I'm currently working on Django for a website on a legacy database but I'm facing an issue on getting ImageField working with it in the admin.
In the database images are stored as a simple file name, because they have several size precomputed on different directories.
So basically, I need to:
- save the filename - and only the filename - the database
- save the file to a given location and resize it to different size
I tried different ways to get this working but none did work in order to get the correct filename in the database.
First I edited the ImageField.name when model is saved but the name gets overwritten when saving the model.
Then I gave the build-in filesystem storage but it didn't work better.
http://docs.djangoproject.com/en/1.1/topics/files/#the-built-in-filesystem-storage-class doesn't mention you need upload_to
However, whenever upload_to is set, it overrides the storage location which seems to contradict ticket #8918.

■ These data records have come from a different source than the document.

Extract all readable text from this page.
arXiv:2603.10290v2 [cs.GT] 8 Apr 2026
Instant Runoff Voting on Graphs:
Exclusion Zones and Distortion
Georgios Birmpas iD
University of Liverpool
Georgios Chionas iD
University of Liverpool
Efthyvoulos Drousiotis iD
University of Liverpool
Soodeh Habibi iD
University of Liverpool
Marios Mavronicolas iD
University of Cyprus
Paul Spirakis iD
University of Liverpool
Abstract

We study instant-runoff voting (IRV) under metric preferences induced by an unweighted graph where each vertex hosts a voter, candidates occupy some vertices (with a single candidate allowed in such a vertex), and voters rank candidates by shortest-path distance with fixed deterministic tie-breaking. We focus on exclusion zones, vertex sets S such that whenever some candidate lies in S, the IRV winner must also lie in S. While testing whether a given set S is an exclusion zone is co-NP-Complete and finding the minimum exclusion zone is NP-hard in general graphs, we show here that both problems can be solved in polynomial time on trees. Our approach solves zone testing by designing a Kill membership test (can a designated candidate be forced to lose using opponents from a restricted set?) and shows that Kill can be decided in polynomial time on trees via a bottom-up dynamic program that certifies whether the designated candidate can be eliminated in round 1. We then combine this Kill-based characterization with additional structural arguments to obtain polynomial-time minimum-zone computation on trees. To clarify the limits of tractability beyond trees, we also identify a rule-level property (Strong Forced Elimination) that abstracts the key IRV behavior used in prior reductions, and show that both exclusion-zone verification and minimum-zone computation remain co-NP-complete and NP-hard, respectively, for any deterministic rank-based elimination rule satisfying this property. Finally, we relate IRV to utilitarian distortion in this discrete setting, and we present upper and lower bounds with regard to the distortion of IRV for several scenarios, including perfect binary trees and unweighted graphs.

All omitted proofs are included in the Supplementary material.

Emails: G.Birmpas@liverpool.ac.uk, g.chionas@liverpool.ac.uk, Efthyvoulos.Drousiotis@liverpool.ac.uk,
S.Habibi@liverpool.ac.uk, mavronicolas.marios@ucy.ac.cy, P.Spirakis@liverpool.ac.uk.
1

Has someone already solved a similar issue ?
Xavier.
http://code.google.com/p/django-googledata/
Thanos
On Mar 2, 4:44 am, Xavier Ordoquy <xordo...@linovia.com> wrote:
> Hi,
>
> I'm currently working on Django for a website on a legacy database but I'm facing an issue on getting ImageField working with it in the admin.
>
> In the database images are stored as a simple file name, because they have several size precomputed on different directories.
> So basically, I need to:
> - save the filename - and only the filename - the database
> - save the file to a given location and resize it to different size
>
> I tried different ways to get this working but none did work in order to get the correct filename in the database.
>
> First I edited the ImageField.name when model is saved but the name gets overwritten when saving the model.